La VIIᵉ Armée US et la 1ʳᵉ Armée française ont franchi le couloir du Rhône ; leur avant-garde s’étire désormais de la Saône à la Haute-Saône.
Deux faits dominent la journée :
- la prise complète de Dijon par des éléments de la 1ʳᵉ DB et des FFI (la ville avait été pénétrée la veille)
- la jonction officielle entre les forces venues de Provence (1ʳᵉ DFL) et celles de Normandie (2ᵉ DB) à Nod-sur-Seine, scellant l’unité du front allié en France
Avancées alliées le 12 septembre
Secteur ouest – 1ʳᵉ Armée française
La 1ʳᵉ DB achève de nettoyer Dijon ainsi que les ponts de la rive gauche de l’Ouche, tandis que la 3ᵉ DIA s’installe à Beaune et pousse ses reconnaissances jusqu’à Auxonne. Le manque de carburant bride toutefois toute exploitation immédiate vers la haute vallée de la Saône
Secteur centre – VIᵉ Corps US
- 3ᵉ DI : avant-gardes à Genlis (15 km au sud-est de Dijon) après avoir traversé la rivière Norge.
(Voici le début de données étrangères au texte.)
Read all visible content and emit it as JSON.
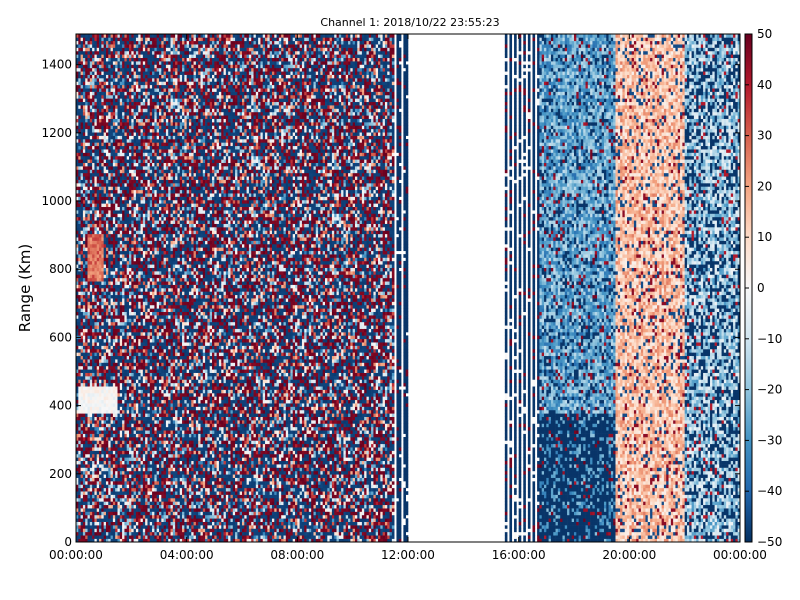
{
  "chart_data": {
    "type": "heatmap",
    "title": "Channel 1: 2018/10/22 23:55:23",
    "xlabel": "",
    "ylabel": "Range (Km)",
    "x_ticks": [
      "00:00:00",
      "04:00:00",
      "08:00:00",
      "12:00:00",
      "16:00:00",
      "20:00:00",
      "00:00:00"
    ],
    "y_ticks": [
      "0",
      "200",
      "400",
      "600",
      "800",
      "1000",
      "1200",
      "1400"
    ],
    "xlim": [
      "00:00:00",
      "00:00:00"
    ],
    "ylim": [
      0,
      1490
    ],
    "colorbar": {
      "ticks": [
        "50",
        "40",
        "30",
        "20",
        "10",
        "0",
        "−10",
        "−20",
        "−30",
        "−40",
        "−50"
      ],
      "range": [
        -50,
        50
      ],
      "colormap": "RdBu_r"
    },
    "grid": false,
    "description_of_data": {
      "00:00-11:30": "noise, values spread across the full -50 to 50 range",
      "11:30-12:00": "mostly -50 with gaps",
      "12:00-15:30": "no data (blank)",
      "15:30-16:45": "sparse columns of -50 values",
      "16:45-19:30": "-50 at low ranges, approximately -20 to -40 above 400 Km",
      "19:30-22:00": "positive band of roughly 10 to 25",
      "22:00-24:00": "mixture of about -10 to -50"
    }
  },
  "colors": {
    "background": "#ffffff",
    "frame": "#000000",
    "deep_negative": "#053061",
    "deep_positive": "#67001f",
    "neutral": "#f7f7f7"
  }
}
- 36ᵉ DI : libère Vesoul dans l’après-midi, capturant 400 prisonniers et ouvrant la RN 19 vers Lure
- 45ᵉ DI : protège le flanc est le long de l’Ognon, en direction de Luxeuil.
Jonction Overlord-Dragoon
À 16 h 30, sur la RN 71, le peloton du capitaine Guérard (1ʳᵉ DFL) serre la main du capitaine Gaudet (2ᵉ DB).
L’événement symbolise la réunion des deux fronts français après moins d’un mois de campagne
Opposition et réactions allemandes
Les arrière-gardes de la 11ᵉ Panzerdivision mènent des contre-attaques locales (coups de sonde blindés sur la RN 74 et à l’ouest de Vesoul) avant de décrocher vers la trouée de Belfort . Des détachements de la 198ᵉ DI tentent de barrer les ponts sur la Saône, tous détruits avant leur repli.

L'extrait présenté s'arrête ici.